Between 1999 and 2015, 857 patients with AI were evaluated in Department for Obesity, Reproductive and Metabolic Diseases, Clinic for Endocrinology, Clinical Centre of Serbia. Seventy-two patients were diagnosed with SH based on two out of three criteria: 1 mg overnight dexamethasone cortisol >83 nmol/l, low basal ACTH (below 14 ng/l) and lack of diurnal cortisol rhythm (midnight cortisol >150 nmol/l). Fifty-nine women and thirteen men, mean age 58.37±8.25 years and mean BMI 28.91±5.19 kg/m2. Thirty-seven (51.38%) patients had bilateral tumors and thirty-five (48.61%) had unilateral tumors, mean tumor size was 37.91±10.88 mm and mean follow-up was 5.02±2.98 years. At admission fifty-nine patients (81.94%) had hypertension, 20 (27.7%) had glucose intolerance, 18 (25%) had diabetes and 20 (27.75%) had osteoporosis, 14 patients (19.44%) already suffered cardiovascular events (nine had myocardial infarction and one had a stroke).
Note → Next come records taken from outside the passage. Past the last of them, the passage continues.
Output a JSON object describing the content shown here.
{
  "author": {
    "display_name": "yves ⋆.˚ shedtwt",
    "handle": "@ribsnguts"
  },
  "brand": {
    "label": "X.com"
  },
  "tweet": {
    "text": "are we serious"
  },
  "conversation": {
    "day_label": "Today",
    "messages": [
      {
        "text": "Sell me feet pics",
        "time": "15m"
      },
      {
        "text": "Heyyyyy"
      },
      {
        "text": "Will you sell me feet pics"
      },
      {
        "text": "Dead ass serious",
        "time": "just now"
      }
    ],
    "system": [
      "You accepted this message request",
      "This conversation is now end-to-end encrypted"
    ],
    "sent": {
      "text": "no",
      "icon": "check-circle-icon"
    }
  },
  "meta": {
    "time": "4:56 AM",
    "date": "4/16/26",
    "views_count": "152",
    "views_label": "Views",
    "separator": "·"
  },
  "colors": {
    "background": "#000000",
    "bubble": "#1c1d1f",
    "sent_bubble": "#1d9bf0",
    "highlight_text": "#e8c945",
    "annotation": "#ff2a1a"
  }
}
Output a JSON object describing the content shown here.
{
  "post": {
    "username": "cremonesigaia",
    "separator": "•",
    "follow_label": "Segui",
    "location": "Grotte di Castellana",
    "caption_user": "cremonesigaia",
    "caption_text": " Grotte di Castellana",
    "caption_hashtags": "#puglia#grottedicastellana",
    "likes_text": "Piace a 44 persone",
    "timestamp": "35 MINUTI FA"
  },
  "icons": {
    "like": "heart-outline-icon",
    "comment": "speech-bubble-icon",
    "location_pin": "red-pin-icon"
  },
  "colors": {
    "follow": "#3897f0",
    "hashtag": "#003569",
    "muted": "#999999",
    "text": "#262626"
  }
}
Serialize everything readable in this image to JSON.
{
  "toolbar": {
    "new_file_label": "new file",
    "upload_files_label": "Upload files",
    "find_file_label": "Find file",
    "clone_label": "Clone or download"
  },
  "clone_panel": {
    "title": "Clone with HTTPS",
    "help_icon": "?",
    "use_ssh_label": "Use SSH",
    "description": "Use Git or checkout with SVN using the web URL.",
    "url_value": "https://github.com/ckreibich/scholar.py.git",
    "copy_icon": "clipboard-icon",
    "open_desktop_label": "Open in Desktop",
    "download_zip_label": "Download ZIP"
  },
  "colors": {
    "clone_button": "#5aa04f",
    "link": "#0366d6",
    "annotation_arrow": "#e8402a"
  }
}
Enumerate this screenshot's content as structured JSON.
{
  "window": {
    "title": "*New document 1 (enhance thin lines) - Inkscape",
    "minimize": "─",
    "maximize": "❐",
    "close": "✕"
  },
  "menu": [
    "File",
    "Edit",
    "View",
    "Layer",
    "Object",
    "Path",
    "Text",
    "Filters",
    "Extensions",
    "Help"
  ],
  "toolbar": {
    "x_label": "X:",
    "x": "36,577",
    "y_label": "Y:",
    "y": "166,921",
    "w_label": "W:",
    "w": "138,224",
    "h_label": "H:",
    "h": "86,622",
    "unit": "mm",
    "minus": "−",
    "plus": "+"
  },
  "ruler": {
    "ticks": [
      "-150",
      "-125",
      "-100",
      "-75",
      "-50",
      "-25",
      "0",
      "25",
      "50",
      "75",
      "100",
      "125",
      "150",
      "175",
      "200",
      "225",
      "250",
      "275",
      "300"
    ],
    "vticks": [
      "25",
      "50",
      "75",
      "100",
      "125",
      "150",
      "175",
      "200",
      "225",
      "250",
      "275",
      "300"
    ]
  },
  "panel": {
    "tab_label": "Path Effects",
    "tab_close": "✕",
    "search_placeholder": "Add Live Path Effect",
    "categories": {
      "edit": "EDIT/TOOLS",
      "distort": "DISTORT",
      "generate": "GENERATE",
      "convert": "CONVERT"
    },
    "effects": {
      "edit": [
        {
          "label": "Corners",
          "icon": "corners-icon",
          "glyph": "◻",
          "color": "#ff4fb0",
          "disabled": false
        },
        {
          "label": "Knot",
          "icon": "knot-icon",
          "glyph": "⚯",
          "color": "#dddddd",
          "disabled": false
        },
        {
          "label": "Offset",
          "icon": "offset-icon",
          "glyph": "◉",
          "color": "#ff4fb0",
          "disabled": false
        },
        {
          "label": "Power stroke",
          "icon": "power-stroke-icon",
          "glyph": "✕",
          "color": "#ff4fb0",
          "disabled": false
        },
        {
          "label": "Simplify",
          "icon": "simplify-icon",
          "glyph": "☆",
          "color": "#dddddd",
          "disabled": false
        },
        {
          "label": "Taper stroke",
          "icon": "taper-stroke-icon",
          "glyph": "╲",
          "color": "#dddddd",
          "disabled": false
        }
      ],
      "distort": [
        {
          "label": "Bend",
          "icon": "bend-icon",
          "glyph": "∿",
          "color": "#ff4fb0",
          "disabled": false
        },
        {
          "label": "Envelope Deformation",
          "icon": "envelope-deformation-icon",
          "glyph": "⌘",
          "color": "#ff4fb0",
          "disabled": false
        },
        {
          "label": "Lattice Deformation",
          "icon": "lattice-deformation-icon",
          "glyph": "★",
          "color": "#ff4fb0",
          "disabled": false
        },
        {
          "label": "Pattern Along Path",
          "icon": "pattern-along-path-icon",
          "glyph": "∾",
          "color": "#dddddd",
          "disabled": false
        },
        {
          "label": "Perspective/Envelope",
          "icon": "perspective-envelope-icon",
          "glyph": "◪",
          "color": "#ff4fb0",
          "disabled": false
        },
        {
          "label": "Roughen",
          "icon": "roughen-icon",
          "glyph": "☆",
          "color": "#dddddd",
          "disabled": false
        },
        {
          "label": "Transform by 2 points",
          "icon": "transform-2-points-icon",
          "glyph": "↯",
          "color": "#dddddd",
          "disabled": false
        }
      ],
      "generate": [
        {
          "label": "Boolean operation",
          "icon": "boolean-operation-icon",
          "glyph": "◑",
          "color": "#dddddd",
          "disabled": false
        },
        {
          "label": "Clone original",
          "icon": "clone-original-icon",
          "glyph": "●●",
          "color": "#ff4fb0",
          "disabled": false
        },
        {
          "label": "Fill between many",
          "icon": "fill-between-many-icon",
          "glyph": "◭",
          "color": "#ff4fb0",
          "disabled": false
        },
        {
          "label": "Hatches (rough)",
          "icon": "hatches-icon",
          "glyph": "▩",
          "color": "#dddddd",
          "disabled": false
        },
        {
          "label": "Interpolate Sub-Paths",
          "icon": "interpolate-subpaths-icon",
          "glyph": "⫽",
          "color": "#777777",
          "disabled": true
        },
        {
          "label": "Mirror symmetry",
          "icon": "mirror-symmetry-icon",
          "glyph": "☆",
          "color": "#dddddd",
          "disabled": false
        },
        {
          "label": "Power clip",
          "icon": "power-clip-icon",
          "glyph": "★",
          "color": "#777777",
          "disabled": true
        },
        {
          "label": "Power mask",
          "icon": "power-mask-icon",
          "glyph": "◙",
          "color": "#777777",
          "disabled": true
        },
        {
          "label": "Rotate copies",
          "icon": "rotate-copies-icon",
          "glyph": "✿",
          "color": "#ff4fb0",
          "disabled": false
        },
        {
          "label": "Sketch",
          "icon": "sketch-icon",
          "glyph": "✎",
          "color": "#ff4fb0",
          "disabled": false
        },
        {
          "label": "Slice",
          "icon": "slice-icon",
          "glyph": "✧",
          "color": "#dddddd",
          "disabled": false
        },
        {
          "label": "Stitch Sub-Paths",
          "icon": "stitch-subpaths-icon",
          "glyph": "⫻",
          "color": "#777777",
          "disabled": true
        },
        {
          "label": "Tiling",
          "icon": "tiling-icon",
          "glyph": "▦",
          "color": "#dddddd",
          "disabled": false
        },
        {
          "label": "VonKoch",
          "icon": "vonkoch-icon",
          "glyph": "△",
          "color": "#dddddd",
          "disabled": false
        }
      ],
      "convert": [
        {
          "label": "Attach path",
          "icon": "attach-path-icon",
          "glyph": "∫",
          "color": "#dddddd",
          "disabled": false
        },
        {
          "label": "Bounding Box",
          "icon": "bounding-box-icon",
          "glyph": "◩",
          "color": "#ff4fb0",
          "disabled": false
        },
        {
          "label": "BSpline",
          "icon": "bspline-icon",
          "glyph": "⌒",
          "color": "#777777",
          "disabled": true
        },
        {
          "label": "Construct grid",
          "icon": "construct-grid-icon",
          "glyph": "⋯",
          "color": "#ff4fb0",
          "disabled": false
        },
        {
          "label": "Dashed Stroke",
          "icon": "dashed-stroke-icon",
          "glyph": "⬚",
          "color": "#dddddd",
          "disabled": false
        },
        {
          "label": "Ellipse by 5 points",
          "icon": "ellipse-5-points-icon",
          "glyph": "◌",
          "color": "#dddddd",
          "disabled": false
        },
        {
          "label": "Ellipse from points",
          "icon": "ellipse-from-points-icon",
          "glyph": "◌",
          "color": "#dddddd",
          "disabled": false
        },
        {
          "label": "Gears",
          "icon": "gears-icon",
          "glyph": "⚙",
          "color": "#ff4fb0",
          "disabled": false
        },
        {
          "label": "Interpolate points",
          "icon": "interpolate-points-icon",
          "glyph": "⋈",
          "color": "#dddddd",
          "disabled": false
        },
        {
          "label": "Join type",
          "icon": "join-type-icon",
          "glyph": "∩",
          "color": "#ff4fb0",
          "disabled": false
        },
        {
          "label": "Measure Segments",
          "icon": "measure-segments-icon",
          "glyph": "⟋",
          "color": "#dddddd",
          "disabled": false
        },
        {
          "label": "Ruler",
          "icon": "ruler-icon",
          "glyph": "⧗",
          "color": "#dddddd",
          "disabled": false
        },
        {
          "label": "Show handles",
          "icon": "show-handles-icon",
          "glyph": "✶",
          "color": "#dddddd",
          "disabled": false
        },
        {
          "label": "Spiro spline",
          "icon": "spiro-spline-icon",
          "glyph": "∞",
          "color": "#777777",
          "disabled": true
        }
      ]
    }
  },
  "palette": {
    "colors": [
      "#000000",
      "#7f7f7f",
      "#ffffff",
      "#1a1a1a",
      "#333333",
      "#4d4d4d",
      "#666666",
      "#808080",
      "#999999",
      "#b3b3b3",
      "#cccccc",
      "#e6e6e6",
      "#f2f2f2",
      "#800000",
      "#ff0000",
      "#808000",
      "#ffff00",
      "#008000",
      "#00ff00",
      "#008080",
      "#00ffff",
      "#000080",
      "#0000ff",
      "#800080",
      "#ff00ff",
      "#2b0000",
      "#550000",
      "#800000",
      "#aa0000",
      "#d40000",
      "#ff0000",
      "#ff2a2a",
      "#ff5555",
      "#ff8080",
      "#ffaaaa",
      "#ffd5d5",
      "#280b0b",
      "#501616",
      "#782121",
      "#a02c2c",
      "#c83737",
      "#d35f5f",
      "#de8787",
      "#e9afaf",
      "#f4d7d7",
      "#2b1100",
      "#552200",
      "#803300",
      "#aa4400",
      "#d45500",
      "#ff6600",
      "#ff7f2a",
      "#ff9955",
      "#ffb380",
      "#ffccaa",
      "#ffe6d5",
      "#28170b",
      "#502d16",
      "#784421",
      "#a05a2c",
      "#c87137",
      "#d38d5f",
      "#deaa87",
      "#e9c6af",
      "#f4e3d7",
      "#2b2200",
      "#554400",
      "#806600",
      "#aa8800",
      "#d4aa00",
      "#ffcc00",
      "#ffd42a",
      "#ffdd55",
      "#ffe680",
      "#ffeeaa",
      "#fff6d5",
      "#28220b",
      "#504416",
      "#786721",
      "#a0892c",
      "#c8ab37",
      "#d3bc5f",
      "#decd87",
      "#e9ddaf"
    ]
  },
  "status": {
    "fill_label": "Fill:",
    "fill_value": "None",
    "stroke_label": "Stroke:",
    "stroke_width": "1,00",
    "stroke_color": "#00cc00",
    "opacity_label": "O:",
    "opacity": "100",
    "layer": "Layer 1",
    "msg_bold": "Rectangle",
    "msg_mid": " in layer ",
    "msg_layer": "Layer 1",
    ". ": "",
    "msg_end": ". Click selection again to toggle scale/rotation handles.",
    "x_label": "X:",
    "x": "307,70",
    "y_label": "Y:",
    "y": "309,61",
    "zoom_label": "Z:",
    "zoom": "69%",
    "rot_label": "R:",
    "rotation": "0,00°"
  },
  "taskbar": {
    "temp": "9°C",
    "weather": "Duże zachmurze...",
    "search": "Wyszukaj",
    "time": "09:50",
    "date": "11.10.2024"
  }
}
During the follow-up period one patient (1.38%) had a stroke, one (1.38%) developed diabetes, five (6.94%) developed glucose intolerance and one (1.38%) patient decreased bone mineral density to osteoporotic levels. Three patients underwent surgery due to tumor growth. Pathohistology showed cortical adenoma.

During the average follow-up of 5 years of 72 patients with SH and AI, 1.38% have had a new cardiovascular event, but nearly 7% developed glucose intolerance which is important when deciding about the optimal management and follow-up strategies.